La mayoría de los países vecinos de Bolivia están enfrentando graves problemas políticos y económicos. Son tiempos de inestabilidad, pero también de transformaciones institucionales y una revitalización de la participación ciudadana. El desafió es que todo esto confluya en democracias más fuertes y sociedades menos injustas.
Todo el planeta está viviendo momentos complejos por la conjunción de la pandemia y la crisis económica, pero hay varios países sudamericanos que están además enfrentando situaciones políticas de alta inestabilidad y procesos novedosos de reconfiguración institucional.
En Perú, ha sido posesionado un nuevo presidente, Manuel Merino, el tercero en cuatro años, después de que el Congreso destituyera por “incapacidad moral” a Martín Vizcarra, el mandatario en funciones desde hace poco más de un año. Por lo pronto, hay aún una querella acerca de la validez jurídica de este procedimiento que está dificultando el reconocimiento internacional de este cambio. Mientras tanto, crecen las protestas callejeras y la polarización, todo esto en medio de unas crisis sanitaria y económica particularmente intensas.
Chile está iniciando un proceso que debería concluir en la aprobación de una nueva Constitución, en un contexto de gran desafección ciudadana con la clase política, fuerte cuestionamiento a su modelo económico neoliberal que fue considerado un ejemplo global, un presidente con una aprobación que no supera el 15% y una fuerte crisis de confianza que abarca a todas las élites tradicionales, Iglesia, empresarios y fuerzas del orden. La estable y previsible democracia pactada chilena está siendo obligada a encarar una gran transformación institucional mediante una notable movilización de los ciudadanos en las urnas y las calles.
Hasta hace muy poco, se teorizaba sobre el fin del ciclo progresista y el inicio de un nuevo momento conservador en la región, pero las cosas no han pasado de esa manera. Los sucesos del último año han ratificado más bien el agotamiento de todas las fuerzas que predominaron durante la época de la bonanza, sean estas de izquierda o de derecha, indicio de que el malestar no es solo con una determinada ideología sino con una manera transversal de hacer política y con un modelo socioeconómico percibido como excluyente por muchos.

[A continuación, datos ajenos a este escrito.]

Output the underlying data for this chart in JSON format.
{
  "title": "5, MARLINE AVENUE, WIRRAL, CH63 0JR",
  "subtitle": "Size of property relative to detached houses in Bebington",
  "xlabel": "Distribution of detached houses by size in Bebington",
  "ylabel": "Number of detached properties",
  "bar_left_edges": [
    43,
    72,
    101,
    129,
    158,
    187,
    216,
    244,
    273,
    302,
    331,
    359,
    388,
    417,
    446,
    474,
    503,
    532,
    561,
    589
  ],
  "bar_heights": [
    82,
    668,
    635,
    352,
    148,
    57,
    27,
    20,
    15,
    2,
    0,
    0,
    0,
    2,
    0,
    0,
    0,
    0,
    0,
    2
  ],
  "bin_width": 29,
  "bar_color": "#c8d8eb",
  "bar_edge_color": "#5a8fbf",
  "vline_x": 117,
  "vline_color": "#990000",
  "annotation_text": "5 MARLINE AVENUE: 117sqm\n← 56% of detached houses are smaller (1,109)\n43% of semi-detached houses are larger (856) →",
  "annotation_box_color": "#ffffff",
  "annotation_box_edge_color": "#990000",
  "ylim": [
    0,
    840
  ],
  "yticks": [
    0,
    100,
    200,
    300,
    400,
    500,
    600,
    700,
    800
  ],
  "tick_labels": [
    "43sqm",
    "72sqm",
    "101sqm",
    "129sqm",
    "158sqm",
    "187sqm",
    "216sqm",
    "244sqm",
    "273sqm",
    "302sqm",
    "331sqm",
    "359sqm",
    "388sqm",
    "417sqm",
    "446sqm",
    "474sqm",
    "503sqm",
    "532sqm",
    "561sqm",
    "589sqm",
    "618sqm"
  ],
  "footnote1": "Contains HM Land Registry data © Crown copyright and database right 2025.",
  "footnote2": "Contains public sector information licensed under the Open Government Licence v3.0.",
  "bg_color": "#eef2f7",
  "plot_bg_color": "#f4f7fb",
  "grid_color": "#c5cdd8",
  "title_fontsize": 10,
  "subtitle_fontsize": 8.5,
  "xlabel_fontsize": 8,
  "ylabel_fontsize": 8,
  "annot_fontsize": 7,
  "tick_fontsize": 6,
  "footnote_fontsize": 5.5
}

Así pues, estamos en América del Sur en medio de grandes reclamos por una mejor política, por un recambio en las dirigencias y por una acción estatal que debe resolver los problemas concretos de la gente. Es también un tiempo de incertidumbre, en el que muchas cosas pueden pasar en poco tiempo y en el que algunas fuerzas políticas pueden perecer o renacer sorprendentemente en la medida que sepan leer y responder a este nuevo mundo. Hay pues una oportunidad para la renovación, si hacemos las cosas bien, pero también para caer en el desorden y retroceso.